Sauf que le diable et ses desseins ne sont pas nécessairement ce qu'on peut imaginer, et lorsque Clara décide d'écrire le chef d'oeuvre dont elle a toujours rêvé, avec Baudelaire en guise de muse, chacun va découvrir que les attentes du public, et les standards du marché de la création, ont bien évolué depuis le XIXème siècle, et bien souvent pour le pire !

Après Ceci est mon sexe, publié aux éditions Hugo & Cie, qui avait été pour moi un immense coup de coeur, Claire Barré revient en force chez Robert Laffont avec ce deuxième roman déjanté, mais qui sait en même temps, par le biais des grands auteurs classiques qui y sont invoqués, interroger notre époque à propos de ce qu'elle considère, aujourd'hui, être la signification de la création, ou encore du génie.

Une société de l'image où la télévision est devenu l'unique espace créatif, mais un espace standardisé, conçu en fonction des attentes supposées d'un public de consommateurs, et rythmé uniquement par ce qui est devenu l'essentiel, au point d'influer sur la forme même de notre consommation culturelle : l'espace publicitaire.

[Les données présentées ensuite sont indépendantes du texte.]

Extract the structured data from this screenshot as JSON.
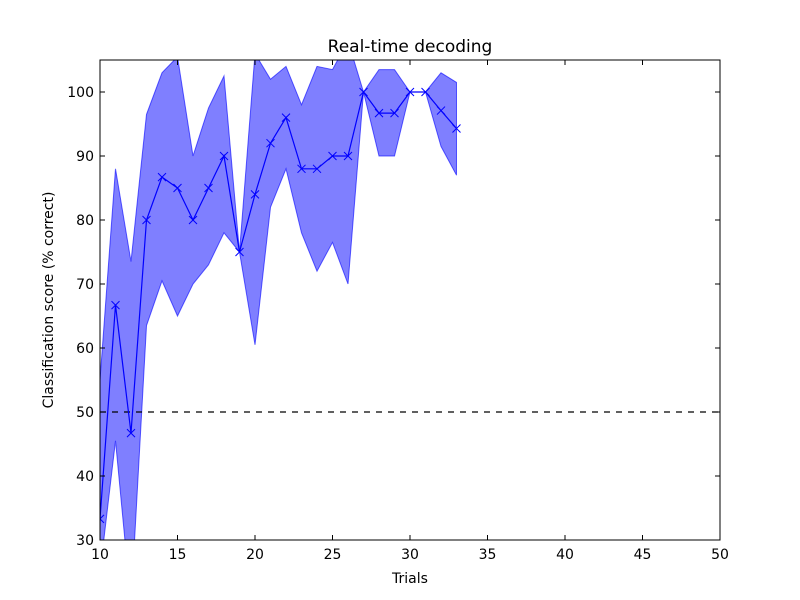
{
  "chart_data": {
    "type": "line",
    "title": "Real-time decoding",
    "xlabel": "Trials",
    "ylabel": "Classification score (% correct)",
    "xlim": [
      10,
      50
    ],
    "ylim": [
      30,
      105
    ],
    "xticks": [
      10,
      15,
      20,
      25,
      30,
      35,
      40,
      45,
      50
    ],
    "yticks": [
      30,
      40,
      50,
      60,
      70,
      80,
      90,
      100
    ],
    "grid": false,
    "legend": "none",
    "reference_line": {
      "y": 50,
      "style": "dashed",
      "color": "#000000"
    },
    "series": [
      {
        "x": [
          10,
          11,
          12,
          13,
          14,
          15,
          16,
          17,
          18,
          19,
          20,
          21,
          22,
          23,
          24,
          25,
          26,
          27,
          28,
          29,
          30,
          31,
          32,
          33
        ],
        "values": [
          33.3,
          66.7,
          46.7,
          80,
          86.7,
          85,
          80,
          85,
          90,
          75,
          84,
          92,
          96,
          88,
          88,
          90,
          90,
          100,
          96.7,
          96.7,
          100,
          100,
          97.1,
          94.3
        ],
        "upper": [
          55,
          88,
          73.5,
          96.5,
          103,
          105.5,
          90,
          97.5,
          102.5,
          75,
          106,
          102,
          104,
          98,
          104,
          103.5,
          108,
          100,
          103.5,
          103.5,
          100,
          100,
          103,
          101.5
        ],
        "lower": [
          25,
          45.5,
          20,
          63.5,
          70.5,
          65,
          70,
          73,
          78,
          75,
          60.5,
          82,
          88,
          78,
          72,
          76.5,
          70,
          100,
          90,
          90,
          100,
          100,
          91.5,
          87
        ],
        "color": "#0000ff",
        "fill_color": "#0000ff",
        "fill_opacity": 0.5,
        "marker": "x"
      }
    ]
  }
}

_Baudelaire, le diable et moi _est ainsi un roman profondément atypique et jubilatoire, qui entre un paradoxe temporel, une rencontre improbable avec Rimbaud et Verlaine, et la découverte chez certains de leur propension à la pendaison, ne vous fera plus jamais regarder la création littéraire de la même manière. Un roman qui vous donnera envie de briser les codes, de sortir des sentiers rebattus par le marché et ses sacro-saintes grand-messes littéraires ou télévisuelles, pour retrouver l'essence même du génie et de la passion : une liberté absolue et un amour démesuré pour ceux qui auront fait notre histoire littéraire.